Malgré le grand nombre de participants de tous âges, cette étude n’a pas été conçue pour explorer comment le TDAH pourrait évoluer au cours de la vie d’une personne. L’équipe souligne qu’il existe à présent un besoin pressant d’études longitudinales qui suivent les enfants atteints de TDAH jusqu’à l’âge adulte et analysent les changements cérébraux au fil du temps.
« Les résultats de notre étude confirment que les personnes atteintes de TDAH présentent des différences dans leur structure cérébrale et suggèrent donc que le TDAH est un trouble du cerveau. Cela contribuera à diminuer le stigmate selon lequel le TDAH serait simplement une étiquette pour des enfants difficiles. Ce n’est certainement pas le cas, et nous espérons que ce travail favorisera une meilleure compréhension de cette maladie. »
Dr. Martine Hoogman
Le Dr Jonathan Posner, professeur agrégé de psychiatrie à l’Université Columbia de New York, n’a pas participé à cette étude. Dans un commentaire associé, il souligne que la taille unique de cette étude permet de « détecter efficacement les petites tailles d’effet », ce qui est crucial pour l’étude du TDAH en raison de sa nature biologique et clinique variée.
Il note que cette étude apporte une contribution significative en « fournissant des preuves solides pour soutenir l’idée que le TDAH est un trouble cérébral ayant des effets notables sur les volumes des noyaux sous-corticaux. » Il appelle également à d’autres recherches pour suivre les différences cérébrales dans le développement du TDAH, tout en suggérant qu’il serait pertinent d’examiner également les effets des médicaments.
Pour conclure, il est essentiel de prendre en compte la manière dont le TDAH peut être surdiagnostiqué chez les jeunes enfants, ce qui mérite une attention particulière.
Nouvelles Perspectives en 2024 sur le TDAH
En 2024, la recherche sur le TDAH continue de progresser, avec des études récentes qui explorent l’impact environnemental sur le développement cérébral des enfants. Des données montrent que des facteurs tels que l’exposition aux toxines, la nutrition précoce et le stress psychosocial peuvent influencer l’apparition des symptômes du TDAH. Une étude récente a révélé que les enfants ayant une alimentation riche en acides gras oméga-3 présentent moins de symptômes d’hyperactivité, mettant en lumière l’importance de l’alimentation dans la gestion du TDAH.
De plus, des recherches sur les traitements alternatifs, notamment la thérapie comportementale et les approches basées sur la pleine conscience, gagnent en popularité.
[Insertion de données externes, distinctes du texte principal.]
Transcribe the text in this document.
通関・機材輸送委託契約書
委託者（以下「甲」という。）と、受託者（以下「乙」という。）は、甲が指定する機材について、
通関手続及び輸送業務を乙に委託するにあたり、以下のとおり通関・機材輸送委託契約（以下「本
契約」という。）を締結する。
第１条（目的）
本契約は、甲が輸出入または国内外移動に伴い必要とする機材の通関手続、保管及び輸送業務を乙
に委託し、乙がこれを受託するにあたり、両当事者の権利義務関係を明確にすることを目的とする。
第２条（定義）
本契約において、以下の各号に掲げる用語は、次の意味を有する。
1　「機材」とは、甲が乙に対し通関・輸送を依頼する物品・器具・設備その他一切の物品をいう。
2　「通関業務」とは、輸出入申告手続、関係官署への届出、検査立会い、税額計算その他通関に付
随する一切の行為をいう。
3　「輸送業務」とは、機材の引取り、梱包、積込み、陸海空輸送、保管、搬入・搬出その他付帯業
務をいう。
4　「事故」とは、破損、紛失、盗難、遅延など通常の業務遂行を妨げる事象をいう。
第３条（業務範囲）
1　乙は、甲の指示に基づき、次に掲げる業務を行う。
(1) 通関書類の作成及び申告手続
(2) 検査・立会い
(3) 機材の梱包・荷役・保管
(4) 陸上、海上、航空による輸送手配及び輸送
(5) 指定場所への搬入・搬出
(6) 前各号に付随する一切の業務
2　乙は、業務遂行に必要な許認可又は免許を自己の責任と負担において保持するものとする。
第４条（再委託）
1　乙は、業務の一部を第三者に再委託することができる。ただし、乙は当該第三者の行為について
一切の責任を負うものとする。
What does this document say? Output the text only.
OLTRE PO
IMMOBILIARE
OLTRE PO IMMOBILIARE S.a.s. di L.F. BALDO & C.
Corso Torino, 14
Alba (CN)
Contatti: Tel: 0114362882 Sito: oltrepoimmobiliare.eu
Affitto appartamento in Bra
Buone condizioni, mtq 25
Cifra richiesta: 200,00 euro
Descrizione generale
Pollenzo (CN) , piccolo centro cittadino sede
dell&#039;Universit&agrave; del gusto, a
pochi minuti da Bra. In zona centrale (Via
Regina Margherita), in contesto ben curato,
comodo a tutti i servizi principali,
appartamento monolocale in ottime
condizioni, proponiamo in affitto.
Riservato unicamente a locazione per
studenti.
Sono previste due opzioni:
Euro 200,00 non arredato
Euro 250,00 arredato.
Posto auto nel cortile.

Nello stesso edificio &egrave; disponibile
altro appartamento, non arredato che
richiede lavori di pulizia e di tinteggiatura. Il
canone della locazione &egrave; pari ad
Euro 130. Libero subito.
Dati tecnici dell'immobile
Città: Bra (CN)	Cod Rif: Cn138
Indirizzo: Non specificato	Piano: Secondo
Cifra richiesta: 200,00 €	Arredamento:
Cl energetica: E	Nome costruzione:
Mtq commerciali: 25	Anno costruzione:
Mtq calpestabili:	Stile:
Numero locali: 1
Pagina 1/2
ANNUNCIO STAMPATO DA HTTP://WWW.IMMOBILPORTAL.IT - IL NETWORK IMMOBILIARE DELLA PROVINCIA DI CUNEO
Ces méthodes montrent des résultats prometteurs, en complément des traitements médicamenteux traditionnels, et ouvrent la voie à des stratégies de traitement plus personnalisées.
Enfin, la sensibilisation à la neurodiversité et la volonté de comprendre et d’accepter les différences cérébrales continuent de croître, favorisant un cadre sociétal plus inclusif pour les personnes atteintes de TDAH. La communauté médicale s’engage à combattre les stéréotypes associés à ce trouble, afin de promouvoir une meilleure compréhension et un soutien adapté aux individus concernés.